A dog may be man’s best friend, but Fido isn’t the only pet fit for a family. There is a menagerie of animals that make great family pets and are a lot less work than a dog or even a cat. Next time your kids beg for a pet, consider satiating their need for an animal to love on with one of these six low-maintenance choices:
“Rats make really good pets,” says Meghan Zundel, a manager at Animal Ark in Orem. “They are just as smart as a dog and as clean as a cat.” Rats live between two to four years, so the time commitment is relatively short. Rats are friendly and can even be trained — Zundel had four rats she trained to come when called and roll over on command. At $5-$10 each, this pet is inexpensive to buy and feed.
Rabbits are soft and can be cuddled like a dog or cat but are much less work. “You need to get them fresh food and water every day and once a week clean their cage,” Zundel says. “You can potty train rabbits, too.” Rabbits can bite when provoked, so steer clear of rabbits until your kids are old enough to not pull tails. Rabbits live eight to 10 years.
3. Leopard gecko
Reptiles have a bad rap but one of Zundel’s top recommendations is a leopard gecko. Approximately six inches in length, these geckos are tame and low-maintenance. They eat inexpensive live crickets and mealworms and don’t require special lighting to keep them warm — a heating pad under their tank will do. “You can take them out and handle them, and they usually will tolerate that pretty well,” she says.
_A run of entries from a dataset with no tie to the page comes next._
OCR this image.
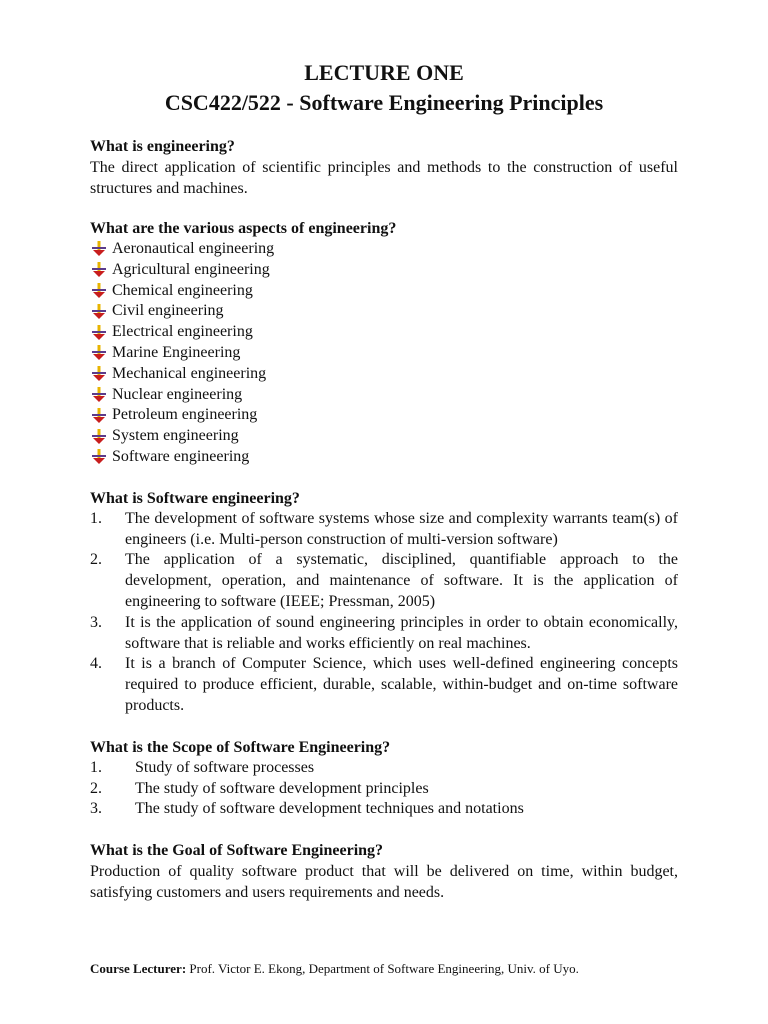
LECTURE ONE
CSC422/522 - Software Engineering Principles
What is engineering?
The direct application of scientific principles and methods to the construction of useful structures and machines.
What are the various aspects of engineering?
Aeronautical engineering
Agricultural engineering
Chemical engineering
Civil engineering
Electrical engineering
Marine Engineering
Mechanical engineering
Nuclear engineering
Petroleum engineering
System engineering
Software engineering
What is Software engineering?
1.	The development of software systems whose size and complexity warrants team(s) of engineers (i.e. Multi-person construction of multi-version software)
2.	The application of a systematic, disciplined, quantifiable approach to the development, operation, and maintenance of software. It is the application of engineering to software (IEEE; Pressman, 2005)
3.	It is the application of sound engineering principles in order to obtain economically, software that is reliable and works efficiently on real machines.
4.	It is a branch of Computer Science, which uses well-defined engineering concepts required to produce efficient, durable, scalable, within-budget and on-time software products.
What is the Scope of Software Engineering?
1.	Study of software processes
2.	The study of software development principles
3.	The study of software development techniques and notations
What is the Goal of Software Engineering?
Production of quality software product that will be delivered on time, within budget, satisfying customers and users requirements and needs.
Course Lecturer: Prof. Victor E. Ekong, Department of Software Engineering, Univ. of Uyo.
Parakeets and cockatiels can make great family pets, Zundel says, especially if they’ve been handfed from birth. “They are very nice and very sweet and can live up to 20 years,” she says. You can train the birds to sit on your finger or shoulder and they can even learn to talk.” Birds are generally best with kids ages 10 and up who know how to be gentle with fragile animals.
They aren’t cuddly — unless you’re talking about constrictors — but if you’re looking for an easy pet, snakes fit the bill. “You only need to feed them one appropriate-size mouse once every seven to 14 days,” Zundel says. “Little kids can handle them and most snakes really aren’t going to bite.” Zundel recommends cornsnakes for families because they are around four or five feet long and don’t eat large prey.
Spiders make great pets, as long as you leave them alone. Tarantulas need to be treated like fish, Zundel says. They’re OK to look at in the tank but it’s best not to get them out. “Some of them will tolerate handling but they’re never really going to enjoy it,” she says. Tarantulas eat one cricket a week at about 10 cents a pop, so they are dirt cheap to feed.